As anticipated, things are getting even more exciting with the case previously covered in Password Protected. Specifically, LabMD is appealing the landmark data security case between it and the Federal Trade Commission (“FTC”) that examines an alleged data breach, despite the absence of identifiable harm. The case is poised to become a major driver of data security practices because it reveals the FTC’s expectations regarding reasonable data security practices and, if upheld, would solidify the FTC’s authority to enforce such actions.
Prior to the appeal, the FTC overturned the ALJ decision and found that an enforcement action was appropriate even though there was no evidence that any consumers were actually harmed. The decision was notable for two reasons; first it illustrated the seriousness with which the FTC takes data security and, secondly, it confirmed the FTC’s broad data security enforcement authority.
Unsurprisingly, LabMD has appealed the decision and asked the U.S. Court of Appeals for a Stay of the FTC Final Order pending review of the substantive appeal.

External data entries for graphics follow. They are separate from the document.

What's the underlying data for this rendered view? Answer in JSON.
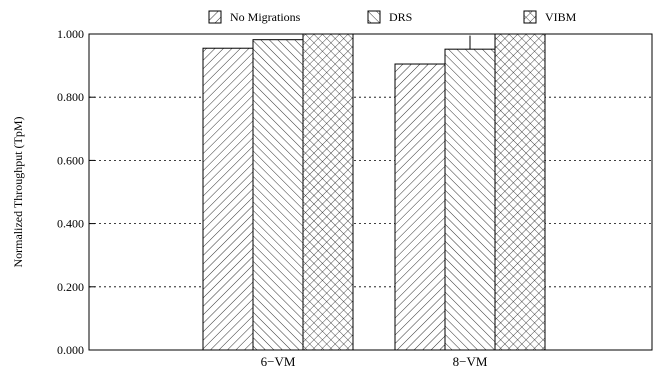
{
  "chart_data": {
    "type": "bar",
    "title": "",
    "xlabel": "",
    "ylabel": "Normalized Throughput (TpM)",
    "ylim": [
      0,
      1.0
    ],
    "yticks": [
      "0.000",
      "0.200",
      "0.400",
      "0.600",
      "0.800",
      "1.000"
    ],
    "grid": "horizontal dotted",
    "legend_position": "top",
    "categories": [
      "6−VM",
      "8−VM"
    ],
    "series": [
      {
        "name": "No Migrations",
        "pattern": "backslash-hatch",
        "values": [
          0.955,
          0.905
        ]
      },
      {
        "name": "DRS",
        "pattern": "slash-hatch",
        "values": [
          0.982,
          0.952
        ]
      },
      {
        "name": "VIBM",
        "pattern": "cross-hatch",
        "values": [
          1.0,
          1.0
        ]
      }
    ],
    "error_bars": [
      {
        "category": "8−VM",
        "series": "DRS",
        "upper": 0.995
      }
    ],
    "colors": {
      "axis": "#000000",
      "bar_fill": "#ffffff",
      "hatch": "#000000"
    }
  }
}
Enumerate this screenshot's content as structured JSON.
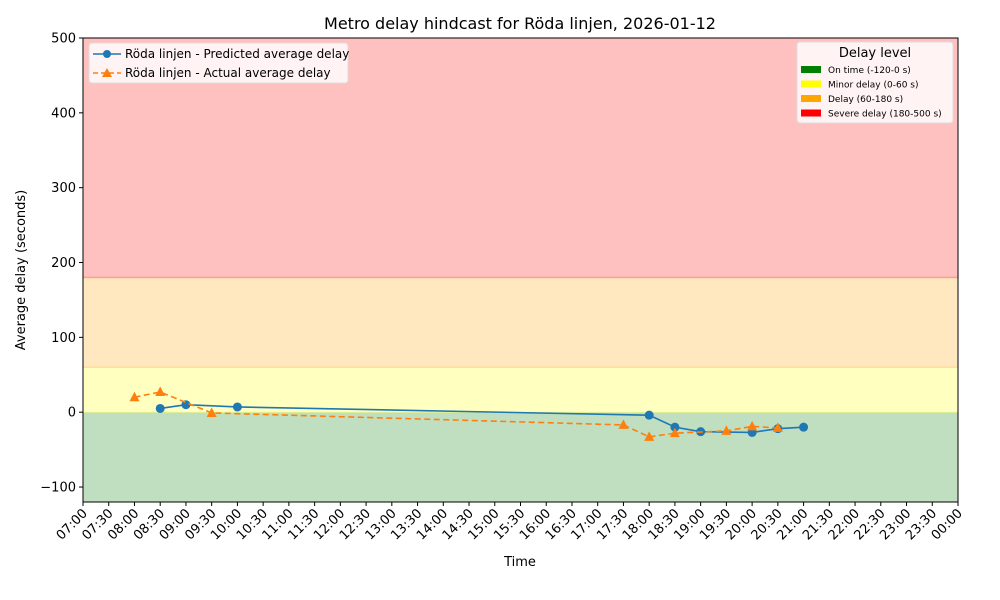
{
  "chart_data": {
    "type": "line",
    "title": "Metro delay hindcast for Röda linjen, 2026-01-12",
    "xlabel": "Time",
    "ylabel": "Average delay (seconds)",
    "ylim": [
      -120,
      500
    ],
    "xlim": [
      "07:00",
      "00:00"
    ],
    "y_ticks": [
      -100,
      0,
      100,
      200,
      300,
      400,
      500
    ],
    "x_ticks": [
      "07:00",
      "07:30",
      "08:00",
      "08:30",
      "09:00",
      "09:30",
      "10:00",
      "10:30",
      "11:00",
      "11:30",
      "12:00",
      "12:30",
      "13:00",
      "13:30",
      "14:00",
      "14:30",
      "15:00",
      "15:30",
      "16:00",
      "16:30",
      "17:00",
      "17:30",
      "18:00",
      "18:30",
      "19:00",
      "19:30",
      "20:00",
      "20:30",
      "21:00",
      "21:30",
      "22:00",
      "22:30",
      "23:00",
      "23:30",
      "00:00"
    ],
    "grid": false,
    "series": [
      {
        "name": "Röda linjen - Predicted average delay",
        "color": "#1f77b4",
        "marker": "circle",
        "linestyle": "solid",
        "x": [
          "08:30",
          "09:00",
          "10:00",
          "18:00",
          "18:30",
          "19:00",
          "20:00",
          "20:30",
          "21:00"
        ],
        "values": [
          5,
          10,
          7,
          -4,
          -20,
          -26,
          -27,
          -22,
          -20
        ]
      },
      {
        "name": "Röda linjen - Actual average delay",
        "color": "#ff7f0e",
        "marker": "triangle",
        "linestyle": "dashed",
        "x": [
          "08:00",
          "08:30",
          "09:30",
          "17:30",
          "18:00",
          "18:30",
          "19:30",
          "20:00",
          "20:30"
        ],
        "values": [
          20,
          27,
          -1,
          -17,
          -33,
          -28,
          -25,
          -19,
          -21
        ]
      }
    ],
    "bands": [
      {
        "label": "On time (-120-0 s)",
        "from": -120,
        "to": 0,
        "color": "#008000",
        "fill": "#c0dfc0"
      },
      {
        "label": "Minor delay (0-60 s)",
        "from": 0,
        "to": 60,
        "color": "#ffff00",
        "fill": "#ffffc0"
      },
      {
        "label": "Delay (60-180 s)",
        "from": 60,
        "to": 180,
        "color": "#ffa500",
        "fill": "#ffe8c0"
      },
      {
        "label": "Severe delay (180-500 s)",
        "from": 180,
        "to": 500,
        "color": "#ff0000",
        "fill": "#ffc0c0"
      }
    ],
    "legend_series_position": "upper left",
    "legend_bands_title": "Delay level",
    "legend_bands_position": "upper right"
  }
}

LabMD maintains there are several unresolved legal issues including whether or not the FTC can enforce data security standards as it did in LabMD’s case, particularly in the absence of identifiable harm, and whether the FTC may exercise jurisdiction under Section 5 of the FTC Act over a HIPAA-covered data security entity. The FTC, in its Opposition to the Stay, reiterates that consumers continue to suffer harm until the Final Order is implemented.
The outcome of the appeal carries several future implications for data security practices. If the FTC wins, businesses will be expected to maintain extensive and robust security procedures. The appeal also sets precedent for the FTC to maintain its current level of enforcement in consumer protection data privacy cases. In other words, a win for the FTC paves the way for the agency to continue exercising its expansive enforcement authority over data security issues.
This case is far from over. In the meantime, the fact remains that when it comes to the FTC there is no excuse for lax data security – either protect your data now, or pay the price later.